The jet bird atop my head caws thunder at the ballooning wall of spinning soil and it caves before her. It surges, she screams, I plant my feet into the ash against the push and pull raging before me. I shut my eyes and hone in my senses.

My blood launches like a solid arrow, ripped at, sucked at with the particles of screaming soil. The man has no clue it's coming until my weapon cuts him in the arm, he wears no armor like a bird perched atop his head, when the blood cuts him his concentration wavers.
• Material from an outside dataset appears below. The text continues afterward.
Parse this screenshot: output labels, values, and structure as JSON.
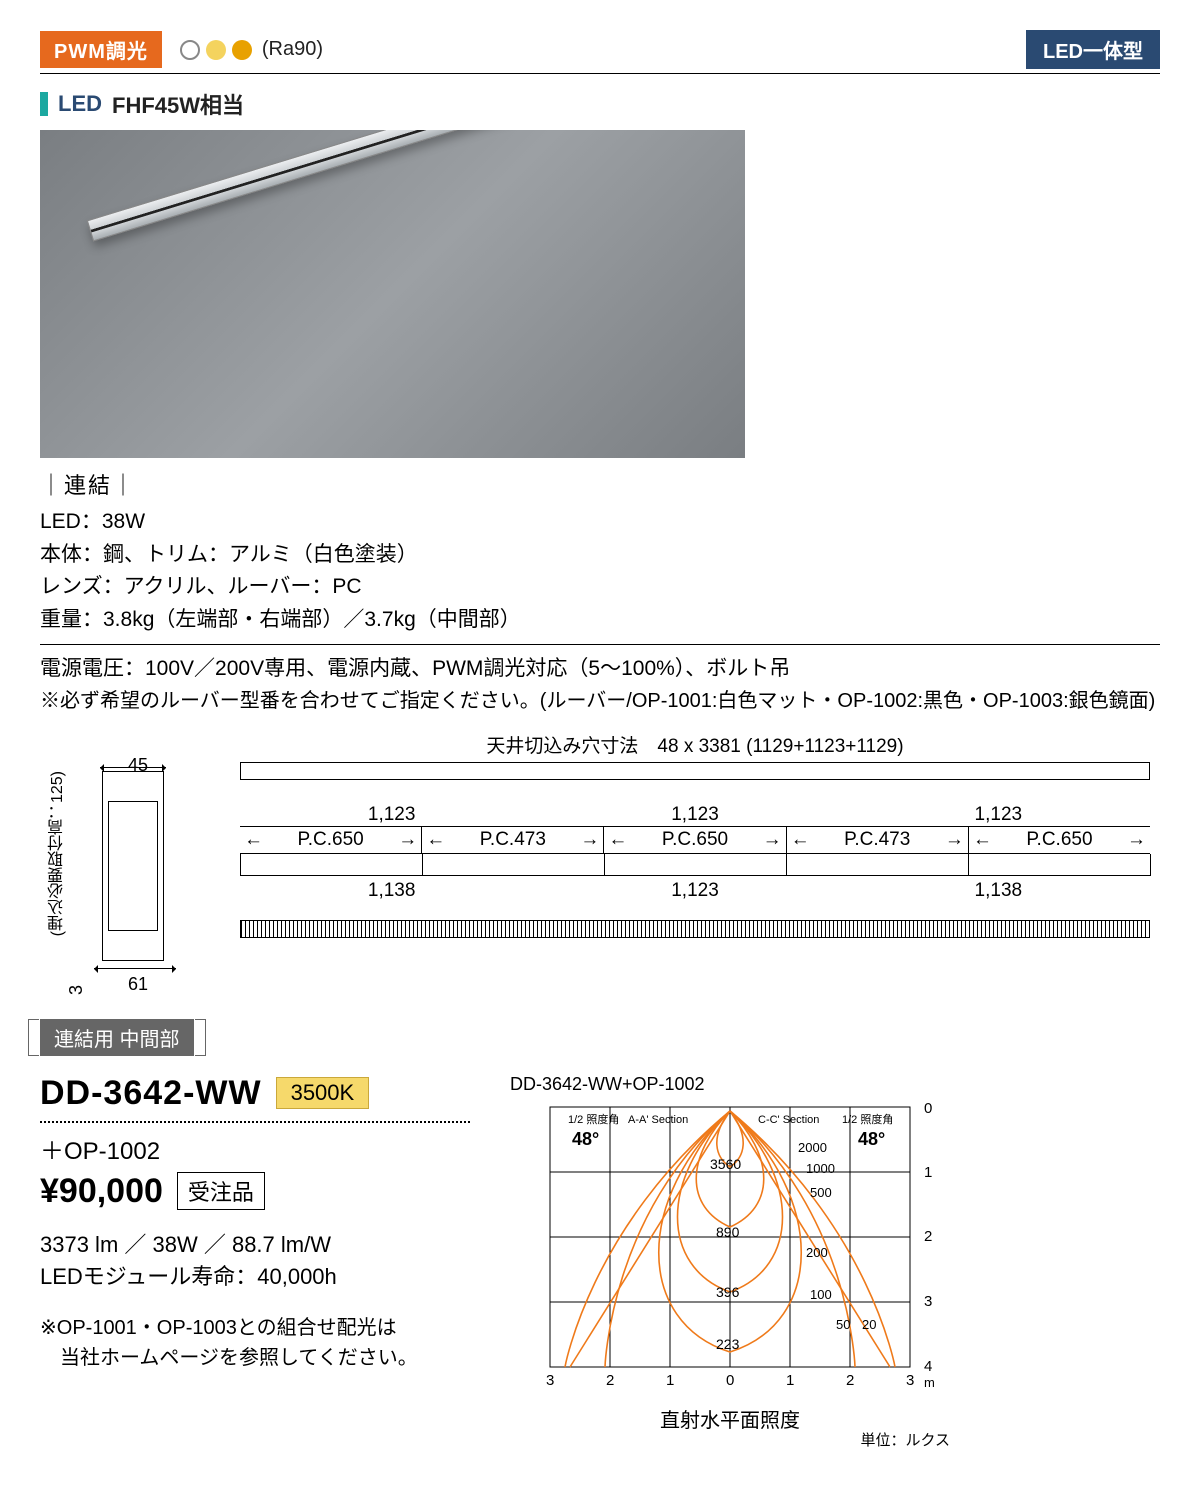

A conglomerate skeleton--an eroded femur lofting curled ribs and thumb bones--yanks him by the shin and he stumbles. The outer rings of the soil storm collapses, the drumming whush of soil quiets. I yank out the man's blood from the cut on his arm and slash both wrists, his palms. The storm surges with his fury, envelopes us, I cough on dry dust but the jet bird pummels her wings and shrieks and stone magic statics dead in a bubble. I string his blood up and choke him, the gravel street launches into the air like a tidal wave ready to crash down on us and only a jet bird's constant screaming in my ears saves me and the child from scathing knives slashing us to threads.

I choke the stone mage, I suffocate his windpipe with liquid cords, the ground roars and rattles and I fall to my tailbone but I never let my chokehold go. I never let the child shaking in my arms go.